Gary Steuer, Chief Cultural Officer for Philadelphia’s Office of Arts, Culture and the Creative Economy, spoke to art generating the economy while making us better citizens. He described various artists’ projects both locally and nationally, such as the Crane Building (built on Brownfields), that generate transformation in communities and society as a whole—social goals integrating with art.
Amy Franceschini makes things that matter. She believes in empowering the participants. So the design is no longer the object but the entire human experience. Amy, with Soil Kitchen, received the first-ever commission in Philadelphia for a temporary public art project, built to coincide with the Brownfields Conference.

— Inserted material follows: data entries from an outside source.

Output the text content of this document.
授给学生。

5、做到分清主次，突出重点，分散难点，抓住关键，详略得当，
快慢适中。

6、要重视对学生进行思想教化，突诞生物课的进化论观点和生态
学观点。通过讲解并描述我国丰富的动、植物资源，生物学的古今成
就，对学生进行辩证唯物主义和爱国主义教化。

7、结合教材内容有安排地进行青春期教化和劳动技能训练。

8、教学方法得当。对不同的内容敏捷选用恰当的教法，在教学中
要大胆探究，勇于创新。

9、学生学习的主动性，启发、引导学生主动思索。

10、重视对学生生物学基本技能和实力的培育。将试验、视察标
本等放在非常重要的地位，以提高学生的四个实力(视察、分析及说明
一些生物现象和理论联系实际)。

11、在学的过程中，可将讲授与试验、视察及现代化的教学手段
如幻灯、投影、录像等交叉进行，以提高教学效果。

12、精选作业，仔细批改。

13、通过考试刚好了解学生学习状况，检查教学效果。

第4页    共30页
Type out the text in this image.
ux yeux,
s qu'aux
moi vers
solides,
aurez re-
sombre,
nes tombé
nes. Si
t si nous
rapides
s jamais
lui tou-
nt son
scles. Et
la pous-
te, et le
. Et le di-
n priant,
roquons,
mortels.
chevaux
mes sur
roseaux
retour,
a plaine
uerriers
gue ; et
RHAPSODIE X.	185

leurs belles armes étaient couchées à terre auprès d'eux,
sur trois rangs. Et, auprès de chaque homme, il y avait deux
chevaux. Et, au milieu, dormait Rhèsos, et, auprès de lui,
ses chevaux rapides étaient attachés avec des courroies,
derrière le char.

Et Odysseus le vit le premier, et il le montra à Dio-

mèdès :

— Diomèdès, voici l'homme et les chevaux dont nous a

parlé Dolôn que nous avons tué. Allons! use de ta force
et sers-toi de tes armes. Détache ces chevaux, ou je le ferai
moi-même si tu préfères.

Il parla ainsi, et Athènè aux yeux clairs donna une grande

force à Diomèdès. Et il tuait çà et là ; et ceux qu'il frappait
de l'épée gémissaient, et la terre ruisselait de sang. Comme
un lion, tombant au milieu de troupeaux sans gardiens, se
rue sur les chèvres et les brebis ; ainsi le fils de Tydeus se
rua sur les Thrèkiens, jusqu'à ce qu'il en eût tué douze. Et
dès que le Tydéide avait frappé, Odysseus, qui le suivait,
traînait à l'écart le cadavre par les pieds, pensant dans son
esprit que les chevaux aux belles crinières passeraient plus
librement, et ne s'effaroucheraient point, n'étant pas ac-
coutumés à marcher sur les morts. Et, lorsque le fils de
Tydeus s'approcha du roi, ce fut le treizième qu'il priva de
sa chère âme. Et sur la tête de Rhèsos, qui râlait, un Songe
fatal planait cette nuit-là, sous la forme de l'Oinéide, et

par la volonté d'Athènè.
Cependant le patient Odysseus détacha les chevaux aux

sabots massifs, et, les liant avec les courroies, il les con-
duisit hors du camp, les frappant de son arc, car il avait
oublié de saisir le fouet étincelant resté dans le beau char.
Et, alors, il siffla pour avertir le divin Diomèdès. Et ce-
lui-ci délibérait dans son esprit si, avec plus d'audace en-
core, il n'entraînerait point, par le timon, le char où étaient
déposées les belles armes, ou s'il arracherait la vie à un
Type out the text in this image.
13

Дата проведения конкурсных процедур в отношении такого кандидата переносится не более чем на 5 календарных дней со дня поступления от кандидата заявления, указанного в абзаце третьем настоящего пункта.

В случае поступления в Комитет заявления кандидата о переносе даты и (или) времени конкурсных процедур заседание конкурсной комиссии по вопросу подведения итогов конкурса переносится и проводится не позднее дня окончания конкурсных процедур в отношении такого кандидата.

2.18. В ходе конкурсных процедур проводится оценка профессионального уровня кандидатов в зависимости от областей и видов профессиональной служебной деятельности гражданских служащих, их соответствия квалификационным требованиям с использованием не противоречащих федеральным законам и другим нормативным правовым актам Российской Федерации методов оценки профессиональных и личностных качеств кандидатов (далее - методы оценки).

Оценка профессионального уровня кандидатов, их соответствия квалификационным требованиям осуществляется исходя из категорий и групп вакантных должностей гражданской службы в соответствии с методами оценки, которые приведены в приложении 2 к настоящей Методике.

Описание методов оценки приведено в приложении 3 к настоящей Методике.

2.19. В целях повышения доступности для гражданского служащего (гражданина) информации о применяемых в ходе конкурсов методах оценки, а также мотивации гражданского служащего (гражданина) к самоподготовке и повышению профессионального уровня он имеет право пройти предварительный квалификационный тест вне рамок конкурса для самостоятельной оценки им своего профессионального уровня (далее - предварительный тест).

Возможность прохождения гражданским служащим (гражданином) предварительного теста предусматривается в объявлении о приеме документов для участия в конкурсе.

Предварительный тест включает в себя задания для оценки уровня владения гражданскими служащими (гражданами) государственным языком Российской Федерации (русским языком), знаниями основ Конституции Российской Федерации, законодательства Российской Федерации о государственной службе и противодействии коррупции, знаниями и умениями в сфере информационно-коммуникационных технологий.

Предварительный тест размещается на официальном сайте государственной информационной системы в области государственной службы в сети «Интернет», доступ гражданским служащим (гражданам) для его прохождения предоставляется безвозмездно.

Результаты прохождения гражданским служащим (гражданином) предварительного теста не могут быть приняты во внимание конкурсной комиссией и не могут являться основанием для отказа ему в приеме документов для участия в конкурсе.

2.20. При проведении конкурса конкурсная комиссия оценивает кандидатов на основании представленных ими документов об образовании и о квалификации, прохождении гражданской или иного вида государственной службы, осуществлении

Soil Kitchen is a windmill powered sculpture that invites you to imagine a green future while exchanging a soil sample (evaluated for contaminants by the EPA at the site) for soup. You find out about your soil contamination, and the City gets stats for the entire city as well. Take matters into your own hands; make the connections between the ground we live on and the food we eat.
Mel Chin’s art verifies science— he’s a world citizen and activist. He “speaks” guns with shovels as nozzles. He investigates how art can provoke greater social awareness, government funding, and change. His art challenges you to think, collaborate, participate. Operation Paydirt/Fundred Dollar Bill Project has high stakes—to rescue the lives of more than 30% of children in New Orleans contaminated by lead poisoning (even prior to Katrina!). And that rescue can eventually domino into other cities, like Philadelphia, contaminated as well.
Mel feels “compelled into action.” With this particular project, you become transformed to create rescue for others. So how does it work? You download a fundred template and draw your own fundred dollar bill.
Or you can go to the Fabric Workshop to their “Philadelphia collections center,” draw it, and hang it on the wall alongside of hundreds of other fundreds. As Mel says, the project is not about him but about anyone who draws their own fundred dollar bill. And when $300 million fundreds are completed, they will be delivered to Congress, via armored trucks making pickups from schools and universities, art institutions, and community centers. Operation Paydirt will then ask Congress for an even exchange of real dollars to clean up the lead-polluted soil in New Orleans making it safe for the children. Here again, is art that makes you part of the solution, one fundred at a time. Mel Chin also announced that the Smithsonian has requested to permanently display and house the fundreds on completion.
Quite an event! Not only a contribution on sustainability, but art as a world change agent.